Foundation Posteriors for Approximate Probabilistic Inference
This addresses the challenge of efficient and flexible inference for users of probabilistic programming, though it is incremental as it builds on existing neural and variational methods.
The paper tackles the problem of posterior inference in probabilistic programs, which is often computationally expensive and requires many hyper-parameters, by formulating it as masked language modeling and training a neural network to amortize costs, achieving zero-shot and fine-tuned inference on STAN programs with competitive performance.
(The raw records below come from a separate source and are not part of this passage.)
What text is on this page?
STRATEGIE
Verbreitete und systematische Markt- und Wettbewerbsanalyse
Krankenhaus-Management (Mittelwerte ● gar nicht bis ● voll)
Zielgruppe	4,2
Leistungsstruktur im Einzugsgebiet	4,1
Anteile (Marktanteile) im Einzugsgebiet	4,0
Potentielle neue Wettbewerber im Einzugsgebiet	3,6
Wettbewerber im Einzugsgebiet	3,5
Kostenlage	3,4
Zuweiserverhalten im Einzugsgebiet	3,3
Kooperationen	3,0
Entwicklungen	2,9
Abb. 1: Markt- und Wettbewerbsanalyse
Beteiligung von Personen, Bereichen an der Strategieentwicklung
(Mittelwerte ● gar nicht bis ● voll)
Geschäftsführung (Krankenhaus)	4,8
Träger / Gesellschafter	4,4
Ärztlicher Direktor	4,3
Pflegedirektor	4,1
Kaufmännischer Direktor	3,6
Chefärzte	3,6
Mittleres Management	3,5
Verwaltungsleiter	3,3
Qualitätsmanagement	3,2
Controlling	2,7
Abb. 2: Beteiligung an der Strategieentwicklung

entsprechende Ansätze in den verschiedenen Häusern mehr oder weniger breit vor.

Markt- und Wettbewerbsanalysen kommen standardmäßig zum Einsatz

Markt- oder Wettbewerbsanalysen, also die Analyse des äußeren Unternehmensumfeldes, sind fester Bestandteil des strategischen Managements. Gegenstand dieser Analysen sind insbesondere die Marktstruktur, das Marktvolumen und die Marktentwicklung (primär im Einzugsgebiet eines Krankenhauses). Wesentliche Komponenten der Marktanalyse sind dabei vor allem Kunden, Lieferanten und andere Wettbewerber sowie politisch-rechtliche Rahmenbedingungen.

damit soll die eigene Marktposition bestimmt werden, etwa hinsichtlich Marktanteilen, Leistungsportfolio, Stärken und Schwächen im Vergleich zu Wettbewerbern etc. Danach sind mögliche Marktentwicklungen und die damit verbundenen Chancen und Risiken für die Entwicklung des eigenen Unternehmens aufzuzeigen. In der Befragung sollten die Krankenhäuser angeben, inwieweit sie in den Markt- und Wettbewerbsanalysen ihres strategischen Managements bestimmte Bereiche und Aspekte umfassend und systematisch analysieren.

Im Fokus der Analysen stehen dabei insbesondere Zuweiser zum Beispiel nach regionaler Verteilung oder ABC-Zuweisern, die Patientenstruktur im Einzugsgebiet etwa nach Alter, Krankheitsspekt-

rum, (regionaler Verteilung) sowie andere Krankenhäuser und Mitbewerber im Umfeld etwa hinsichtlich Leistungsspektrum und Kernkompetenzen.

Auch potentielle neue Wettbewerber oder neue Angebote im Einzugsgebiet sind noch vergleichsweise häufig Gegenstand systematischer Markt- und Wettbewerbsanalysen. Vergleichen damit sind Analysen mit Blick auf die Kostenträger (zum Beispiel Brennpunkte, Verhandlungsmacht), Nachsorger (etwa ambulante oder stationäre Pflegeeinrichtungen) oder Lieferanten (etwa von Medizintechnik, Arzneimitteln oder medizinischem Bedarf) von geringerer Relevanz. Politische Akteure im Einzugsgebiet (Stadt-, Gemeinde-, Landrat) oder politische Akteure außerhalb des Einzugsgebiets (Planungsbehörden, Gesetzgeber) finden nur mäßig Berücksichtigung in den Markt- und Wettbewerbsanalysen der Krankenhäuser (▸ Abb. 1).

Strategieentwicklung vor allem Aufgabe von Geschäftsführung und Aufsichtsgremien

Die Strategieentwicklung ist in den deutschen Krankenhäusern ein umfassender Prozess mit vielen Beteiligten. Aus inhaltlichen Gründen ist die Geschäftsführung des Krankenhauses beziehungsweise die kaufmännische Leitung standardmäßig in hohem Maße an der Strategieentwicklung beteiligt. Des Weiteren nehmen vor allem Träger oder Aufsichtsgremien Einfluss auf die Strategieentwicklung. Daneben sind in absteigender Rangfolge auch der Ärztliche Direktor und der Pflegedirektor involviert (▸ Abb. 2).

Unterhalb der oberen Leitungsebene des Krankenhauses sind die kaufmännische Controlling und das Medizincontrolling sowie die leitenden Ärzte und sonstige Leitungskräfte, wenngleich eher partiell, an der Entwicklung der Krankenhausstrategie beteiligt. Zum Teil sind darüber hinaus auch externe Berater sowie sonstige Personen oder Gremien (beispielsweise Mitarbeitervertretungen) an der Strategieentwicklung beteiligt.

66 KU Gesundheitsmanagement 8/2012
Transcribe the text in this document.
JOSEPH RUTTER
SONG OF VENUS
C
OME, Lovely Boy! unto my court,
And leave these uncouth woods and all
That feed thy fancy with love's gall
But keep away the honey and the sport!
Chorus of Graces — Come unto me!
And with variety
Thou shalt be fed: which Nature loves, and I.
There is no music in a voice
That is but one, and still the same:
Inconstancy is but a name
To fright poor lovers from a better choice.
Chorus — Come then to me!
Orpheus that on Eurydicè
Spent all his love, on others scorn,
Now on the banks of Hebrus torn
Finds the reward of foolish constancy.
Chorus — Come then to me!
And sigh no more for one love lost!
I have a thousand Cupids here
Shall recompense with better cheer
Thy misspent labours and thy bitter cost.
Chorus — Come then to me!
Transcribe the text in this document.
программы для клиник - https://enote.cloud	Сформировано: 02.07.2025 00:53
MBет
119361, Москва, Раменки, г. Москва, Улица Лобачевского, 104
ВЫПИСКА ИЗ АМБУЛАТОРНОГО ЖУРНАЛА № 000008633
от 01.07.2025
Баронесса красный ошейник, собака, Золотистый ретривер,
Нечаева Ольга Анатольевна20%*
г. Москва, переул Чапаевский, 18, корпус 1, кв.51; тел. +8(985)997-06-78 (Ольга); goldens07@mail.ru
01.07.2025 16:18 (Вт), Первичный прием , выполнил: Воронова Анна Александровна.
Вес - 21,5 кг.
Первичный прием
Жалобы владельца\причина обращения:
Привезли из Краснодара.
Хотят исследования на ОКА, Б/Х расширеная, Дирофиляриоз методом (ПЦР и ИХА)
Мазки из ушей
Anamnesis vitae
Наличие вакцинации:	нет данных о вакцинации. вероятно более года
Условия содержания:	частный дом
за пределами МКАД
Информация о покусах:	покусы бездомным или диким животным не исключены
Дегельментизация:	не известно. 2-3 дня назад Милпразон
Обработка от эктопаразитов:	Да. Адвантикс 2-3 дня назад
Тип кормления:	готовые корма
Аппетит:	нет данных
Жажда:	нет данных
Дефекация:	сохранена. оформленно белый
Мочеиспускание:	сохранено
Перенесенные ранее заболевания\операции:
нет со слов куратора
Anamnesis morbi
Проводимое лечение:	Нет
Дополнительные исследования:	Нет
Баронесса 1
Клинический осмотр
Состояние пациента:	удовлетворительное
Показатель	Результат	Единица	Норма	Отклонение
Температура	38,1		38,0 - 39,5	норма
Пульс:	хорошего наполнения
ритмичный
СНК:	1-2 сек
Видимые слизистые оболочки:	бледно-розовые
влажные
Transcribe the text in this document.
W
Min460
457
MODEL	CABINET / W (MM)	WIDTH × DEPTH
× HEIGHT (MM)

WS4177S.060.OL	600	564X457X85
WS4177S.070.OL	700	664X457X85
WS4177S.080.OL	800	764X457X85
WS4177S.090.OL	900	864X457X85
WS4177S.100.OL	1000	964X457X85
Probabilistic programs provide an expressive representation language for generative models. Given a probabilistic program, we are interested in the task of posterior inference: estimating a latent variable given a set of observed variables. Existing techniques for inference in probabilistic programs often require choosing many hyper-parameters, are computationally expensive, and/or only work for restricted classes of programs. Here we formulate inference as masked language modeling: given a program, we generate a supervised dataset of variables and assignments, and randomly mask a subset of the assignments. We then train a neural network to unmask the random values, defining an approximate posterior distribution. By optimizing a single neural network across a range of programs we amortize the cost of training, yielding a "foundation" posterior able to do zero-shot inference for new programs. The foundation posterior can also be fine-tuned for a particular program and dataset by optimizing a variational inference objective. We show the efficacy of the approach, zero-shot and fine-tuned, on a benchmark of STAN programs.